The Maltese Government has taken the first step towards privatisation of the sector by selling 40% of Maltacom's capital via a public offering in June 1998, 20% on the domestic market and 20% at international stock exchanges.

In June 2002, the Malta Communications Authority (MCA) published an official decision on the designation of dominant market operators. Since November 2001, all operators have had to provide free telephone access to emergency services. The implementation of the new numbering plan was finalised in April 2002. The MCA has also published consultation papers on cost-based accounting systems, universal service obligations and on the introduction of price controls.
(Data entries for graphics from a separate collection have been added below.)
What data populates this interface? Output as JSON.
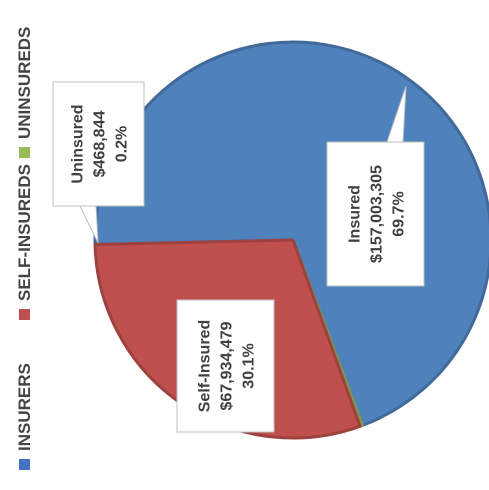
{
  "chart_data": {
    "type": "pie",
    "orientation": "rotated 90° counter-clockwise (text reads bottom-to-top)",
    "legend": {
      "placement": "left",
      "items": [
        {
          "label": "INSURERS",
          "color": "#4472C4"
        },
        {
          "label": "SELF-INSUREDS",
          "color": "#C0504D"
        },
        {
          "label": "UNINSUREDS",
          "color": "#9BBB59"
        }
      ]
    },
    "slices": [
      {
        "name": "Insured",
        "value": 157003305,
        "value_label": "$157,003,305",
        "percent": 69.7,
        "percent_label": "69.7%",
        "color": "#4F81BD"
      },
      {
        "name": "Self-Insured",
        "value": 67934479,
        "value_label": "$67,934,479",
        "percent": 30.1,
        "percent_label": "30.1%",
        "color": "#C0504D"
      },
      {
        "name": "Uninsured",
        "value": 468844,
        "value_label": "$468,844",
        "percent": 0.2,
        "percent_label": "0.2%",
        "color": "#9BBB59"
      }
    ]
  }
}
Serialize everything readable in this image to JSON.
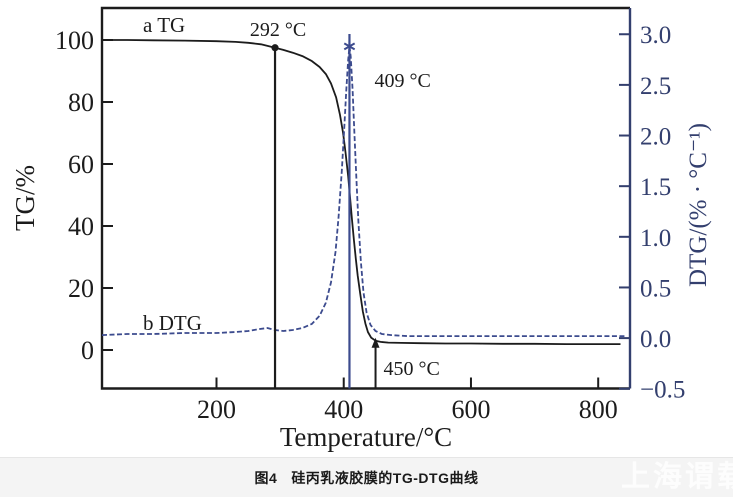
{
  "chart_data": {
    "type": "line",
    "title": "",
    "xlabel": "Temperature/°C",
    "ylabel_left": "TG/%",
    "ylabel_right": "DTG/(% · °C⁻¹)",
    "x_ticks": [
      200,
      400,
      600,
      800
    ],
    "y_left_ticks": [
      0,
      20,
      40,
      60,
      80,
      100
    ],
    "y_right_ticks": [
      -0.5,
      0.0,
      0.5,
      1.0,
      1.5,
      2.0,
      2.5,
      3.0
    ],
    "x_range": [
      20,
      850
    ],
    "y_left_range": [
      0,
      100
    ],
    "y_right_range": [
      -0.5,
      3.0
    ],
    "grid": false,
    "legend_position": "none",
    "series": [
      {
        "name": "a TG",
        "axis": "left",
        "color": "#1c1c1c",
        "dashed": false,
        "points": [
          [
            20,
            100
          ],
          [
            60,
            100
          ],
          [
            100,
            99.9
          ],
          [
            150,
            99.8
          ],
          [
            200,
            99.6
          ],
          [
            230,
            99.4
          ],
          [
            250,
            99.1
          ],
          [
            270,
            98.6
          ],
          [
            292,
            97.5
          ],
          [
            305,
            96.8
          ],
          [
            320,
            95.9
          ],
          [
            335,
            94.8
          ],
          [
            350,
            93.2
          ],
          [
            362,
            91.3
          ],
          [
            372,
            89
          ],
          [
            380,
            86
          ],
          [
            388,
            81.5
          ],
          [
            394,
            76
          ],
          [
            399,
            70
          ],
          [
            403,
            63.5
          ],
          [
            407,
            56
          ],
          [
            410,
            49
          ],
          [
            413,
            42
          ],
          [
            416,
            35.5
          ],
          [
            419,
            29.5
          ],
          [
            422,
            24
          ],
          [
            426,
            18
          ],
          [
            430,
            12.5
          ],
          [
            434,
            8.5
          ],
          [
            438,
            5.8
          ],
          [
            443,
            4
          ],
          [
            450,
            3
          ],
          [
            458,
            2.6
          ],
          [
            470,
            2.4
          ],
          [
            490,
            2.3
          ],
          [
            520,
            2.2
          ],
          [
            560,
            2.1
          ],
          [
            600,
            2.1
          ],
          [
            650,
            2
          ],
          [
            700,
            2
          ],
          [
            750,
            1.9
          ],
          [
            835,
            1.9
          ]
        ]
      },
      {
        "name": "b DTG",
        "axis": "right",
        "color": "#3c4b8e",
        "dashed": true,
        "points": [
          [
            20,
            0.03
          ],
          [
            60,
            0.04
          ],
          [
            100,
            0.04
          ],
          [
            150,
            0.05
          ],
          [
            200,
            0.05
          ],
          [
            230,
            0.06
          ],
          [
            250,
            0.07
          ],
          [
            268,
            0.09
          ],
          [
            280,
            0.1
          ],
          [
            292,
            0.08
          ],
          [
            305,
            0.07
          ],
          [
            320,
            0.08
          ],
          [
            335,
            0.1
          ],
          [
            350,
            0.14
          ],
          [
            362,
            0.22
          ],
          [
            372,
            0.35
          ],
          [
            380,
            0.55
          ],
          [
            387,
            0.85
          ],
          [
            392,
            1.2
          ],
          [
            397,
            1.65
          ],
          [
            401,
            2.1
          ],
          [
            404,
            2.45
          ],
          [
            407,
            2.75
          ],
          [
            409,
            2.88
          ],
          [
            411,
            2.78
          ],
          [
            414,
            2.45
          ],
          [
            417,
            2.0
          ],
          [
            420,
            1.55
          ],
          [
            423,
            1.15
          ],
          [
            427,
            0.75
          ],
          [
            431,
            0.45
          ],
          [
            436,
            0.25
          ],
          [
            442,
            0.13
          ],
          [
            450,
            0.07
          ],
          [
            460,
            0.04
          ],
          [
            475,
            0.03
          ],
          [
            500,
            0.02
          ],
          [
            550,
            0.02
          ],
          [
            600,
            0.02
          ],
          [
            700,
            0.02
          ],
          [
            845,
            0.02
          ]
        ]
      }
    ],
    "annotations": [
      {
        "id": "series-a-label",
        "text": "a TG"
      },
      {
        "id": "series-b-label",
        "text": "b DTG"
      },
      {
        "id": "t292",
        "text": "292 °C",
        "temp": 292,
        "marker": "dot"
      },
      {
        "id": "t409",
        "text": "409 °C",
        "temp": 409,
        "marker": "star"
      },
      {
        "id": "t450",
        "text": "450 °C",
        "temp": 450,
        "marker": "arrow"
      }
    ]
  },
  "caption": {
    "label": "图4",
    "title": "硅丙乳液胶膜的TG-DTG曲线"
  },
  "watermark": {
    "text": "上海谓载"
  },
  "colors": {
    "tg_curve": "#1c1c1c",
    "dtg_curve": "#3c4b8e",
    "right_axis": "#333f6e",
    "left_axis": "#1c1c1c",
    "caption_strip": "#f4f4f4",
    "watermark": "#fdfdfd"
  }
}
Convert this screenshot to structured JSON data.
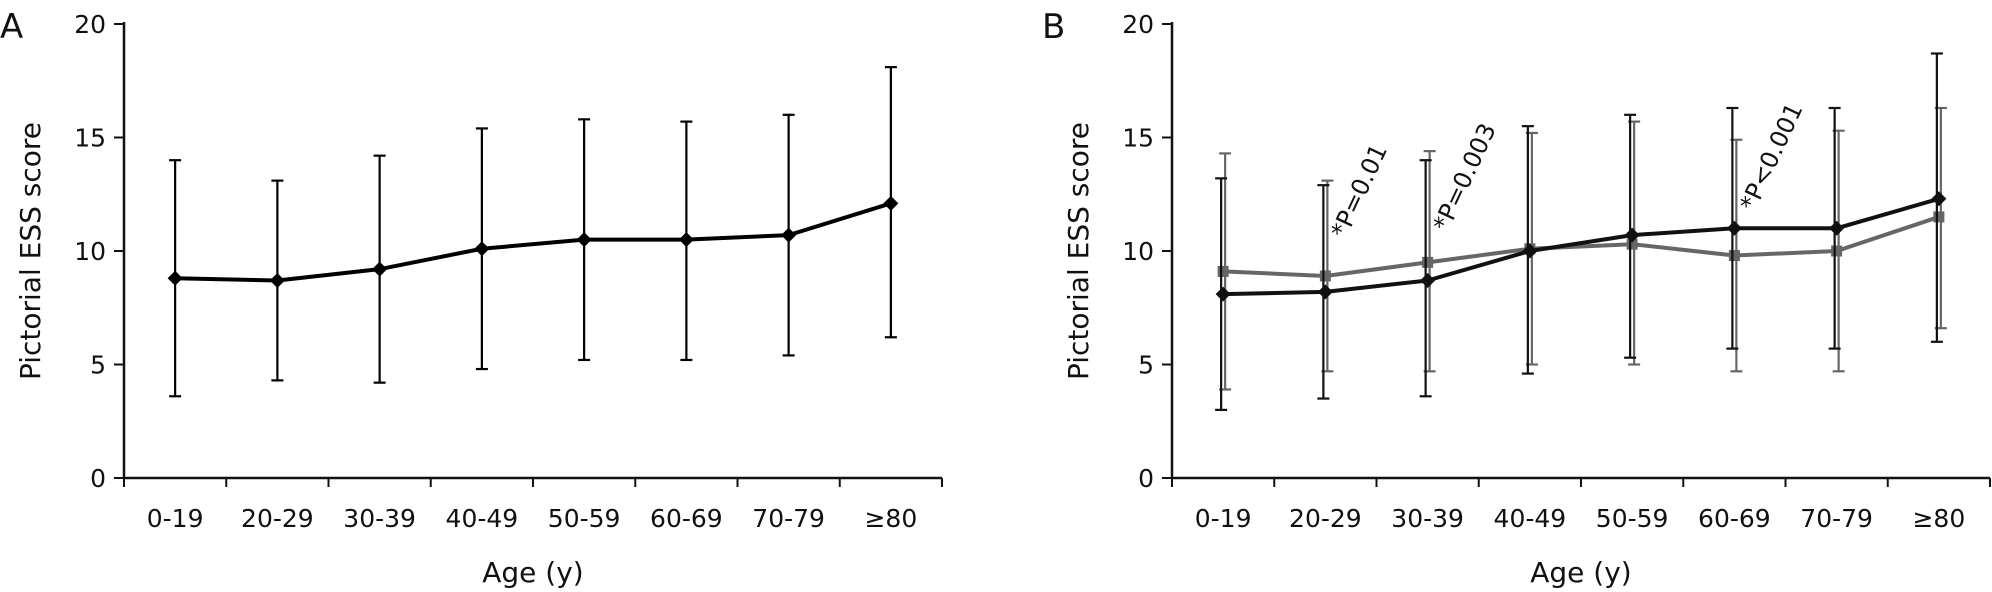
{
  "chart_data": [
    {
      "type": "line",
      "panel_label": "A",
      "xlabel": "Age (y)",
      "ylabel": "Pictorial ESS score",
      "ylim": [
        0,
        20
      ],
      "yticks": [
        "0",
        "5",
        "10",
        "15",
        "20"
      ],
      "categories": [
        "0-19",
        "20-29",
        "30-39",
        "40-49",
        "50-59",
        "60-69",
        "70-79",
        "≥80"
      ],
      "series": [
        {
          "color": "#000000",
          "marker": "diamond",
          "values": [
            8.8,
            8.7,
            9.2,
            10.1,
            10.5,
            10.5,
            10.7,
            12.1
          ],
          "error_low": [
            3.6,
            4.3,
            4.2,
            4.8,
            5.2,
            5.2,
            5.4,
            6.2
          ],
          "error_high": [
            14.0,
            13.1,
            14.2,
            15.4,
            15.8,
            15.7,
            16.0,
            18.1
          ]
        }
      ],
      "annotations": []
    },
    {
      "type": "line",
      "panel_label": "B",
      "xlabel": "Age (y)",
      "ylabel": "Pictorial ESS score",
      "ylim": [
        0,
        20
      ],
      "yticks": [
        "0",
        "5",
        "10",
        "15",
        "20"
      ],
      "categories": [
        "0-19",
        "20-29",
        "30-39",
        "40-49",
        "50-59",
        "60-69",
        "70-79",
        "≥80"
      ],
      "series": [
        {
          "color": "#111111",
          "marker": "diamond",
          "values": [
            8.1,
            8.2,
            8.7,
            10.0,
            10.7,
            11.0,
            11.0,
            12.3
          ],
          "error_low": [
            3.0,
            3.5,
            3.6,
            4.6,
            5.3,
            5.7,
            5.7,
            6.0
          ],
          "error_high": [
            13.2,
            12.9,
            14.0,
            15.5,
            16.0,
            16.3,
            16.3,
            18.7
          ]
        },
        {
          "color": "#666666",
          "marker": "square",
          "values": [
            9.1,
            8.9,
            9.5,
            10.1,
            10.3,
            9.8,
            10.0,
            11.5
          ],
          "error_low": [
            3.9,
            4.7,
            4.7,
            5.0,
            5.0,
            4.7,
            4.7,
            6.6
          ],
          "error_high": [
            14.3,
            13.1,
            14.4,
            15.2,
            15.7,
            14.9,
            15.3,
            16.3
          ]
        }
      ],
      "annotations": [
        {
          "text": "*P=0.01",
          "category_index": 1,
          "y": 10.5
        },
        {
          "text": "*P=0.003",
          "category_index": 2,
          "y": 10.8
        },
        {
          "text": "*P<0.001",
          "category_index": 5,
          "y": 11.7
        }
      ]
    }
  ]
}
The 2003 report from the Commission found that the Malta Communications Authority is fully operational.

The sector's infrastructure has developed well. The fixed network is now 100% digitised, with a penetration rate of 53% in fixed voice telephony. Since the introduction of a second GSM mobile network, a mobile penetration rate of 51% was achieved as of December 2001. The Internet penetration rate within the population is 29%, and the percentage of households connected to cable TV is the highest of the applicant countries, at 71%.

Postal services

Postal services are provided by Maltapost, which has been partly privatised. Malta needs to complete alignment of its legislation with the acquis, mainly regarding the universal service obligation, accounting issues, quality of service, the general authorisation system and licensing. Transposition of the 2002 second postal directive remains to be done. The draft law amending the Postal Services Act with the aim of transposing the acquis and therefore further liberalising the sector has still to be adopted.

Information society

An e-Government programme was adopted in 2001, which aims at providing the majority of eEurope public services, on a full-transaction basis by the end of 2002, in line with the e-Europe+ action plan 2003 (1).

(1) The eEurope+ action plan is aimed at speeding up reforms and modernisation of the applicant countries' economies, encouraging capacity- and institution-building, improving overall competitiveness, and strengthening social cohesion. It was launched by the prime ministers of the applicant countries at the Gothenburg Council (15-16 June 2001).